Nine Parsecs from Milwaukee
    Share your code. npm Orgs help your team discover, share, and reuse code. Create a free org »

    epha-robotpublic

    epha-robot

    robot is a tool (entirely written in node.js) for fetching, purifying and transforming pharmaceutical (csv, xlsx, xml, zip) into machine readable (JSON, csv) data.
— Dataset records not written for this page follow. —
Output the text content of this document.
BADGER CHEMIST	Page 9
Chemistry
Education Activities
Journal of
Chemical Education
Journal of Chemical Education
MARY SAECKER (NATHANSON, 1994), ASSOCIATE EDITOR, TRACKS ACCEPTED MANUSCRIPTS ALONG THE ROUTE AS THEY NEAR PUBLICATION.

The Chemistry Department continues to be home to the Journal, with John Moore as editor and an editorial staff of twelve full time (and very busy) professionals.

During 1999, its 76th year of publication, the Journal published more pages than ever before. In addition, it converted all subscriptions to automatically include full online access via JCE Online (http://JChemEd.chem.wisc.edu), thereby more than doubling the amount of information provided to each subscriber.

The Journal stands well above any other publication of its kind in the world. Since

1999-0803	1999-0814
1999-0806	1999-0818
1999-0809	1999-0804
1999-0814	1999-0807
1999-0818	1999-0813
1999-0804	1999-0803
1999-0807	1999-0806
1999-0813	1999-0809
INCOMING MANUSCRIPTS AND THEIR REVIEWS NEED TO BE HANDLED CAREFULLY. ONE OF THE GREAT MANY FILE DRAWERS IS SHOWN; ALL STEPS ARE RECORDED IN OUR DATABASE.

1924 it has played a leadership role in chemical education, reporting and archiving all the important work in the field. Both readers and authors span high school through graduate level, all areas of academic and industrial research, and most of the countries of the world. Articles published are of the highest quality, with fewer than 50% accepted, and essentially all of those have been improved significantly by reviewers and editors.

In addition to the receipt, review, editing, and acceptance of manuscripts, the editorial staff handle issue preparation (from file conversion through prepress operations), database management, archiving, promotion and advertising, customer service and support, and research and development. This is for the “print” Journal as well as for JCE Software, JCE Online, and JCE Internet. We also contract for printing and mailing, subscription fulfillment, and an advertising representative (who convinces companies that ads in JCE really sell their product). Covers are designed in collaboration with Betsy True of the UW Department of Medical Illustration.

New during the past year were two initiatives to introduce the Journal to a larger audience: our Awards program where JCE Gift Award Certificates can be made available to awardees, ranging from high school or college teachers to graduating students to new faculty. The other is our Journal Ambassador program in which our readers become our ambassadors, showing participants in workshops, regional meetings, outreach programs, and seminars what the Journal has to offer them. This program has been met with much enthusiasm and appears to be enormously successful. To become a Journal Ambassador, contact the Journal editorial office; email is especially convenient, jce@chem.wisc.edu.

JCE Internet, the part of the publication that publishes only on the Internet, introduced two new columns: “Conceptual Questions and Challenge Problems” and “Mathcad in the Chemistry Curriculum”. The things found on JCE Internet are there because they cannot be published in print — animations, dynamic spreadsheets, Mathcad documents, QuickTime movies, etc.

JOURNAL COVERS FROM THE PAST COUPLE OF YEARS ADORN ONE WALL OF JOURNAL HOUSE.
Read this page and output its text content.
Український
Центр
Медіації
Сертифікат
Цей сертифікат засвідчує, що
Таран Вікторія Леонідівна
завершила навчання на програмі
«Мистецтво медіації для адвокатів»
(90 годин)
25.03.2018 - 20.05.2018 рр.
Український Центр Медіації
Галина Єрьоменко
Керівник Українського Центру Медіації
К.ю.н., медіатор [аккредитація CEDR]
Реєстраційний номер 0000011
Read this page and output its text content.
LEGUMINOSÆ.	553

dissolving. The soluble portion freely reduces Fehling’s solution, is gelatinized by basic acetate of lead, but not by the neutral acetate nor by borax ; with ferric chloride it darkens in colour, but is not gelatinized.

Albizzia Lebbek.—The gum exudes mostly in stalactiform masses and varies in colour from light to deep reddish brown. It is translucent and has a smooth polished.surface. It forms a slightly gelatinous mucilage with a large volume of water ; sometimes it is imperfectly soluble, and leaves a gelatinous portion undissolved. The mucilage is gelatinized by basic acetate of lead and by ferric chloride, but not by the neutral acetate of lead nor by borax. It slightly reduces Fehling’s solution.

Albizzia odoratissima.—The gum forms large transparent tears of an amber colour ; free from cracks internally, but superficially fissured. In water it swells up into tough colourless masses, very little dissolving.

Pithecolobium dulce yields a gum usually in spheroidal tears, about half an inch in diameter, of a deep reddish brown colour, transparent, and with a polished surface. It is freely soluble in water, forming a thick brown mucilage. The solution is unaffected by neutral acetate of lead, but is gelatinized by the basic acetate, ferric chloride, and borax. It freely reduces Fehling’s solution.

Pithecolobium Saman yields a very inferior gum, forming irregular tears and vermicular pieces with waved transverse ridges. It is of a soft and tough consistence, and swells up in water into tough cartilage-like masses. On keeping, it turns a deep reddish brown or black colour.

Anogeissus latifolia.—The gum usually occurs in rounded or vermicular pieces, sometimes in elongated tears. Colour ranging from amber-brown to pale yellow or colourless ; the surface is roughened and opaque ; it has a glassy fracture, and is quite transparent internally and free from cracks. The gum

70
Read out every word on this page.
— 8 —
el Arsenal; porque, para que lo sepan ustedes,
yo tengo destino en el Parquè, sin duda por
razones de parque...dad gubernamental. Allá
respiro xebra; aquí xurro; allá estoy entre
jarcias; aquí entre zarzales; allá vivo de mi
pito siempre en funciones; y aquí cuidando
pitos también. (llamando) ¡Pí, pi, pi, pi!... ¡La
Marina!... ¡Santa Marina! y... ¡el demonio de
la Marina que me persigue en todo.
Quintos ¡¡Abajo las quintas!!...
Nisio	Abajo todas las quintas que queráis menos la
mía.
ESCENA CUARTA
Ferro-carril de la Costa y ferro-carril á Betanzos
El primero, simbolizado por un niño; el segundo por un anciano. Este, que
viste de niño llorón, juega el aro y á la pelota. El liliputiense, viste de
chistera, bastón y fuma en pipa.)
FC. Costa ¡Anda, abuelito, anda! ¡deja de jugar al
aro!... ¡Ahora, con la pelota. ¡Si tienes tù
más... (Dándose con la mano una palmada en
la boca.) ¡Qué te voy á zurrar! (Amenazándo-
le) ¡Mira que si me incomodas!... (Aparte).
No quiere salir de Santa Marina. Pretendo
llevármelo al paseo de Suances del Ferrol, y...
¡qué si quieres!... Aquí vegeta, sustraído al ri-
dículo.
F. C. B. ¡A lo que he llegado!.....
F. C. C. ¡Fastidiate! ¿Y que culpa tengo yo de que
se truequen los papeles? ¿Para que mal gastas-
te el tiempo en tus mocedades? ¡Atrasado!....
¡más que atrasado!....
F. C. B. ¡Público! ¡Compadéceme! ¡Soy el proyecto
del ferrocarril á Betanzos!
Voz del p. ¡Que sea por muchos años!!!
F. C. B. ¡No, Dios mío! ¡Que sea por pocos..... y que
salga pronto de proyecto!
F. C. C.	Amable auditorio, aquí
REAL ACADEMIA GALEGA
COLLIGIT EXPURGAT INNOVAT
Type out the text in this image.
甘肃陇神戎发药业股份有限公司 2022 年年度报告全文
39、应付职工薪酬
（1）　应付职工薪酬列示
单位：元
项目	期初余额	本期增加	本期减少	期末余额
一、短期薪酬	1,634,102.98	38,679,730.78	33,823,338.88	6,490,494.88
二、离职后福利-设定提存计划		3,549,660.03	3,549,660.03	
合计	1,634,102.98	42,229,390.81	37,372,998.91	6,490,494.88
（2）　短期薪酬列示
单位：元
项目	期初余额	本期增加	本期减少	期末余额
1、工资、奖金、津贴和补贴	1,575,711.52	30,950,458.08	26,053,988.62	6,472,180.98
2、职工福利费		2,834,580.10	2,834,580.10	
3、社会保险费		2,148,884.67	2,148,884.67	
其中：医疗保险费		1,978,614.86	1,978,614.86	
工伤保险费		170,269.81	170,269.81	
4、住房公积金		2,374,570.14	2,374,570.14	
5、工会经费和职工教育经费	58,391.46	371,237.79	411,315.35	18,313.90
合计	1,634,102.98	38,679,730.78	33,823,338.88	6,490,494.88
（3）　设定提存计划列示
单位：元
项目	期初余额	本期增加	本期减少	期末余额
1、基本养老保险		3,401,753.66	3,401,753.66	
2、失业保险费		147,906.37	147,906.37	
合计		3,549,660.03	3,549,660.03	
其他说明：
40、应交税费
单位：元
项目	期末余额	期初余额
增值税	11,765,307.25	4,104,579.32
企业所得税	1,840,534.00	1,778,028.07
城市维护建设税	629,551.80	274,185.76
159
    robot uses public resources like swissmedic - Product information and is meant to be as a starting point for studies, thesis and further processing and purifying of the data.

    Table of contents

    Benefits

    Jobs

    atc

    This job generates a map of Anatomical Therapeutic Chemical Classification System-data.

    Start:

    1. go to robot location and type npm start
    npm start 
     
    > epha-robot@0.2.40 start /Your/robot/location/
    > node ./bin/cli.js
     
    EMIL: I'm ready, if you are? Type help for help.
    1. after prompt is ready type atc
    > atc
     
    EMIL: Added 'atc' to the queue (jobs)!
    EMIL: You can run queue with 'go'
    1. then type go to start queued job
    > go
    1. ... some logging ...
    epha-robot@0.2.40 |  TIME |  ATC Completed in { duration: '15306ms' }
    1. ... done!

    Downloads:

    • source: WIdO - Wissenschaftliches Institut der AOK
    • {PROCESS_ROOT}/data/auto/atcatc.zip (> 4.5MB) containing atc.xlsx

    Releases:

    • drive: {PROCESS_ROOT}/data/release/atc
    • atc.csv
    • atc.json
    • atc.min.json

    atc.json - Sample:

    //.. 
       "A01AA51": {
          "name": "Natriumfluorid, Kombinationen"
       },
       "A01AB": {
          "name": "Antiinfektiva und Antiseptika zur oralen Lokalbehandlung"
       },
       "A01AB02": {
          "name": "Wasserstoffperoxid",
          "ddd": "60 mg O"
       },
    //..    

    bag

    Gets a collection of pharmaceutical products containing purchase and selling price. There is also a history keeping track of all products (incl. de-registered products). Besides that the job also provides bi-temporal data for purchase and selling prices.

    Start:

    1. go to robot location and type npm start
    npm start 
     
    > epha-robot@0.2.40 start /Your/robot/location/
    > node ./bin/cli.js
     
    EMIL: I'm ready, if you are? Type help for help.
    1. after prompt is ready type bag
    > bag
     
    EMIL: Added 'bag' to the queue (jobs)!
    EMIL: You can run queue with 'go'
    1. then type go to start queued job
    > go
    1. ... some logging ...
    epha-robot@0.2.40 |  TIME |  BAG Completed in { duration: '28844ms' }
    1. ... done!

    Downloads:

    • source: BAG - Bundesamt für Gesundheit (CH)
    • drive: {PROCESS_ROOT}/data/auto/bag/XMLPublications.zip (~ 5MB) contains: bag.xls, bag.xml, it.xml

    Releases:

    • drive: {PROCESS_ROOT}/data/release/bag/
      • bag.json
      • bag.min.json
      • bag.history.json
      • bag.history.min.json
      • bag.price-history.json
      • bag.price-history.min.json
      • it.json
      • it.min.json

    bag.json - Sample:

    // ... 
       {
          "name": "3TC",
          "atc": "J05AF05",
          "description": "Filmtabl 150 mg",
          "orgGenCode": "O",
          "flagSB20": "N",
          "vatInEXF": "N",
          "substances": [
             {
                "name": "Lamivudinum",
                "quantity": "150",
                "quantityUnit": "mg"
             }
          ],
          "packung": "60 Stk",
          "flagNarcosis": "N",
          "bagDossier": "16577",
          "gtin": "7680536620137",
          "exFactoryPreis": "164.55",
          "exFactoryPreisValid": "01.10.2011",
          "publikumsPreis": "205.30",
          "publikumsPreisValid": "01.10.2011",
          "validFrom": "15.03.1996"
       },
    //...    

    bag-history(-job)

    In bag.history.json the job keeps automatically track of de-registered products and price changes. This file will be automatically created after the first run (at this moment contents will be equal to bag.history.json). Deleting this file is the same as restarting the history. Probably it is necessary - especially bevor un-installing/removing robot - to backup this file from time to time.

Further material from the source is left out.